The splendid natural scenes outside town are perhaps best at Baan Khao Lak in Namphud district, where you can paddle a canoe along a canal. The community has set itself up as a model of sufficiency living and nature conservation.
Once finished their farm chores, the residents take visitors on four-kilometre canoe “cruises” amid cool forests and limestone bluffs sculpted by wind and water into interesting shapes. Back in the village you can learn how to make local desserts or a wicker souvenir.
“I started the project three years ago to help people earn extra income,” village head Sawat Khunnui tells us. “We take people trekking in a watershed forest or canoeing, and there will be also a home-stay programme. It’s all about conserving the environment. We set up a ‘waste bank’, too, and donate recycled material to a school.”
Another great place to visit is Baan Na Por, which has a factory full of skilled cutlers making knives, hoes and even swords from the leaf springs of old buses. Prawet Chitjan, 58, a fifth-generation member of a family of cutlers, runs the operation. Long ago he left home to get a city job, but in 1987 decided to return and do his part to salvage the local wisdom.
Artisans at Baan Na Por make knives that are in professional demand around the country.
The factory produces the 55-brand and Three Star knives popular with rubber tappers and farmers in the South and Northeast. The prices range from Bt160 to Bt650.

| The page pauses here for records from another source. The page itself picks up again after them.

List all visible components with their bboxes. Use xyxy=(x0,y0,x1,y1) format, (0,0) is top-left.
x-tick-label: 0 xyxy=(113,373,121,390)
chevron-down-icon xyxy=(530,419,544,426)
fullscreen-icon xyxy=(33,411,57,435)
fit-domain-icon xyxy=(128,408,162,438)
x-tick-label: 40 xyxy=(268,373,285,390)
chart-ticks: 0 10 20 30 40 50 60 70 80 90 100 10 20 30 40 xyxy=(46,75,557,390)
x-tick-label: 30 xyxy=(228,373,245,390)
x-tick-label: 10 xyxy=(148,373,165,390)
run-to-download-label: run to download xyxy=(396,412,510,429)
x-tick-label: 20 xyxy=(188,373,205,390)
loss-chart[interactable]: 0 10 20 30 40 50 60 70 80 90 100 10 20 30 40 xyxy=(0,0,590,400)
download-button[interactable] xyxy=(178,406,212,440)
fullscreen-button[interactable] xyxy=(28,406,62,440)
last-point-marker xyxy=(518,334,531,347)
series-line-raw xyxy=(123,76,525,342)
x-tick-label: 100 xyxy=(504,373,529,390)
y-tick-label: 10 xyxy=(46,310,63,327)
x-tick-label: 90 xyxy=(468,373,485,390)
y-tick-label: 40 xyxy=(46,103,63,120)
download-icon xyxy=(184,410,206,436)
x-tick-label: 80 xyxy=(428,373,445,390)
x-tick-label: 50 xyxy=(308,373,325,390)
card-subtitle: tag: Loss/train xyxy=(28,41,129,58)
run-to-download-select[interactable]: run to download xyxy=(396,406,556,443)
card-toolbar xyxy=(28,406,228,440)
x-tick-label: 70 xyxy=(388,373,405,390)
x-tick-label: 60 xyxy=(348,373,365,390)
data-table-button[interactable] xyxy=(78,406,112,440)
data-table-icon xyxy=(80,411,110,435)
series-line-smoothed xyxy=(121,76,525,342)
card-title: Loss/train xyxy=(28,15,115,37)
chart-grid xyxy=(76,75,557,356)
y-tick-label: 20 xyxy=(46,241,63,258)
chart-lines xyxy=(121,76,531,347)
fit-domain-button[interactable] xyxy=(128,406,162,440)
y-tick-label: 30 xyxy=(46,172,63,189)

“We use crafting techniques that have been passed on from generation to generation for more than 100 years,” Uncle Prawet says. “We believe that two villagers – Nai Petch and Nai Kong – discovered one technique whereby ship spikes were turned into garden tools, and then the quality is enhanced through different designs and materials.
“Next, I’m building a museum to exhibit all the old types of agricultural tools and house a mock-up cutlery factory.”